Costco Shrimp Trade: Not Just Another Blood Diamond
Costco, America’s favorite wholesale warehouse, was sued last week in California over its shrimp merchandise. Interestingly, the suit has nothing to do with the actual quality of the shrimp. Rather, the plaintiffs have some serious beef with how the shrimp were procured. According to a report from Bloomberg, Costco is being accused of selling shrimp farmed through slave labor and human trafficking in Thailand. According to the complaint, Costco purchases Thai shrimp, which are fed a diet of cheap fish caught at sea through unpaid, forced labor, and, thus, such purchases help fuel the inhumane industry. The lawsuit, which seeks class status to represent all California customers of Costco shrimp, alleges that the retail giant misleads consumers into believing that it does not tolerate human trafficking and slavery in its supply chain. The plaintiffs seek to compensate the purchasers of the shrimp products and an injunction preventing it from selling the shrimp and requiring Costco to disclose those products with a tainted supply chain. The case is Sud v. Costco Wholesale Corp., 15-cv-03783, (N.D.Ca. 2015).
Costco has responded that these allegations have been well-publicized for over a year. A previous investigation by Britain’s Guardian newspaper found that Costco supplier, Charoen Pokphand (CP) Foods, was buying fishmeal to feed its shrimp from some suppliers that owned, operated, or bought from fishing boats manned with slaves. CP Foods has since tightened up its regulations. Likewise, Costco has been working with the Thai government to shore up the supply chain and has offered dissatisfied customers full refunds.

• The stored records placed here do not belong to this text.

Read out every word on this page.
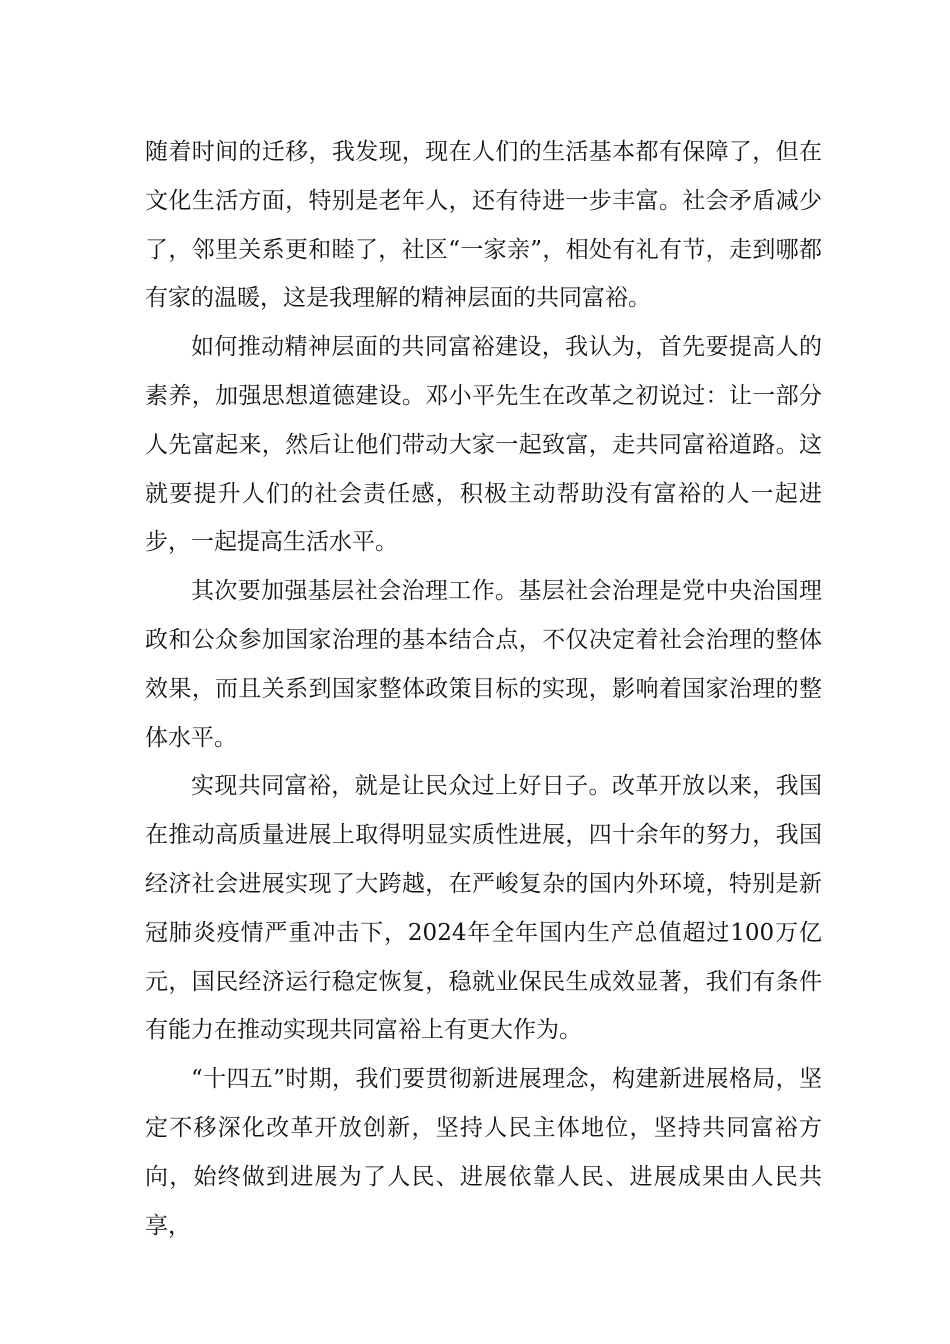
随着时间的迁移，我发现，现在人们的生活基本都有保障了，但在文化生活方面，特别是老年人，还有待进一步丰富。社会矛盾减少了，邻里关系更和睦了，社区“一家亲”，相处有礼有节，走到哪都有家的温暖，这是我理解的精神层面的共同富裕。

如何推动精神层面的共同富裕建设，我认为，首先要提高人的素养，加强思想道德建设。邓小平先生在改革之初说过：让一部分人先富起来，然后让他们带动大家一起致富，走共同富裕道路。这就要提升人们的社会责任感，积极主动帮助没有富裕的人一起进步，一起提高生活水平。

其次要加强基层社会治理工作。基层社会治理是党中央治国理政和公众参加国家治理的基本结合点，不仅决定着社会治理的整体效果，而且关系到国家整体政策目标的实现，影响着国家治理的整体水平。

实现共同富裕，就是让民众过上好日子。改革开放以来，我国在推动高质量进展上取得明显实质性进展，四十余年的努力，我国经济社会进展实现了大跨越，在严峻复杂的国内外环境，特别是新冠肺炎疫情严重冲击下，2024年全年国内生产总值超过100万亿元，国民经济运行稳定恢复，稳就业保民生成效显著，我们有条件有能力在推动实现共同富裕上有更大作为。

“十四五”时期，我们要贯彻新进展理念，构建新进展格局，坚定不移深化改革开放创新，坚持人民主体地位，坚持共同富裕方向，始终做到进展为了人民、进展依靠人民、进展成果由人民共享，
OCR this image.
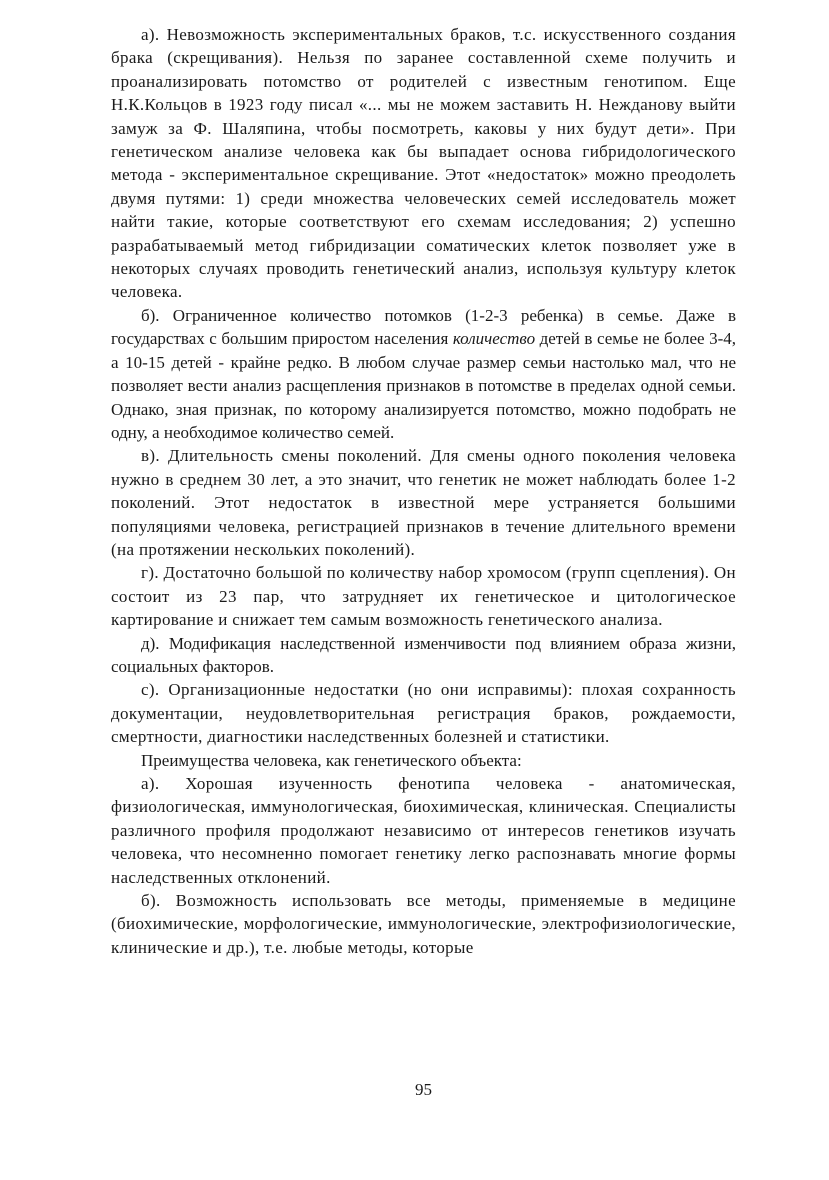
а). Невозможность экспериментальных браков, т.с. искусственного создания брака (скрещивания). Нельзя по заранее составленной схеме получить и проанализировать потомство от родителей с известным генотипом. Еще Н.К.Кольцов в 1923 году писал «... мы не можем заставить Н. Нежданову выйти замуж за Ф. Шаляпина, чтобы посмотреть, каковы у них будут дети». При генетическом анализе человека как бы выпадает основа гибридологического метода - экспериментальное скрещивание. Этот «недостаток» можно преодолеть двумя путями: 1) среди множества человеческих семей исследователь может найти такие, которые соответствуют его схемам исследования; 2) успешно разрабатываемый метод гибридизации соматических клеток позволяет уже в некоторых случаях проводить генетический анализ, используя культуру клеток человека.

б). Ограниченное количество потомков (1-2-3 ребенка) в семье. Даже в государствах с большим приростом населения количество детей в семье не более 3-4, а 10-15 детей - крайне редко. В любом случае размер семьи настолько мал, что не позволяет вести анализ расщепления признаков в потомстве в пределах одной семьи. Однако, зная признак, по которому анализируется потомство, можно подобрать не одну, а необходимое количество семей.

в). Длительность смены поколений. Для смены одного поколения человека нужно в среднем 30 лет, а это значит, что генетик не может наблюдать более 1-2 поколений. Этот недостаток в известной мере устраняется большими популяциями человека, регистрацией признаков в течение длительного времени (на протяжении нескольких поколений).

г). Достаточно большой по количеству набор хромосом (групп сцепления). Он состоит из 23 пар, что затрудняет их генетическое и цитологическое картирование и снижает тем самым возможность генетического анализа.

д). Модификация наследственной изменчивости под влиянием образа жизни, социальных факторов.

с). Организационные недостатки (но они исправимы): плохая сохранность документации, неудовлетворительная регистрация браков, рождаемости, смертности, диагностики наследственных болезней и статистики.

Преимущества человека, как генетического объекта:

а). Хорошая изученность фенотипа человека - анатомическая, физиологическая, иммунологическая, биохимическая, клиническая. Специалисты различного профиля продолжают независимо от интересов генетиков изучать человека, что несомненно помогает генетику легко распознавать многие формы наследственных отклонений.

б). Возможность использовать все методы, применяемые в медицине (биохимические, морфологические, иммунологические, электрофизиологические, клинические и др.), т.е. любые методы, которые

95
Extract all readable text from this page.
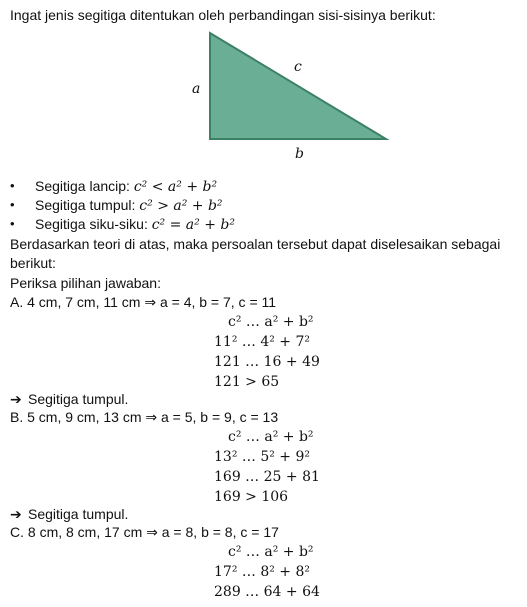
Ingat jenis segitiga ditentukan oleh perbandingan sisi-sisinya berikut:
a
c
b
• Segitiga lancip: c² < a² + b²
• Segitiga tumpul: c² > a² + b²
• Segitiga siku-siku: c² = a² + b²
Berdasarkan teori di atas, maka persoalan tersebut dapat diselesaikan sebagai
berikut:
Periksa pilihan jawaban:
A. 4 cm, 7 cm, 11 cm ⇒ a = 4, b = 7, c = 11
c² … a² + b²
11² … 4² + 7²
121 … 16 + 49
121 > 65
➔ Segitiga tumpul.
B. 5 cm, 9 cm, 13 cm ⇒ a = 5, b = 9, c = 13
c² … a² + b²
13² … 5² + 9²
169 … 25 + 81
169 > 106
➔ Segitiga tumpul.
C. 8 cm, 8 cm, 17 cm ⇒ a = 8, b = 8, c = 17
c² … a² + b²
17² … 8² + 8²
289 … 64 + 64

We here at Abnormal Use certainly do not condone slavery or human trafficking. It sounds like Costco doesn’t either (at least now). Notwithstanding this lawsuit, it at least appears that steps are now being taken to right the ship.
What Costco knew about the tainted supply chain and when they knew it, we do not know. Certainly, those two questions would go along away to determining the merit of this suit. Nonetheless, we question what this proposed class of Costco customers really seeks to gain out of all of this? Refunds? Costco has already agreed to that. Cleaning up the tainted supply chain? Costco is already working on that as well. At this point, the only people who have really been damaged are those individuals forced into slavery in the first place. Unfortunately, they are the only ones who won’t profit from this lawsuit.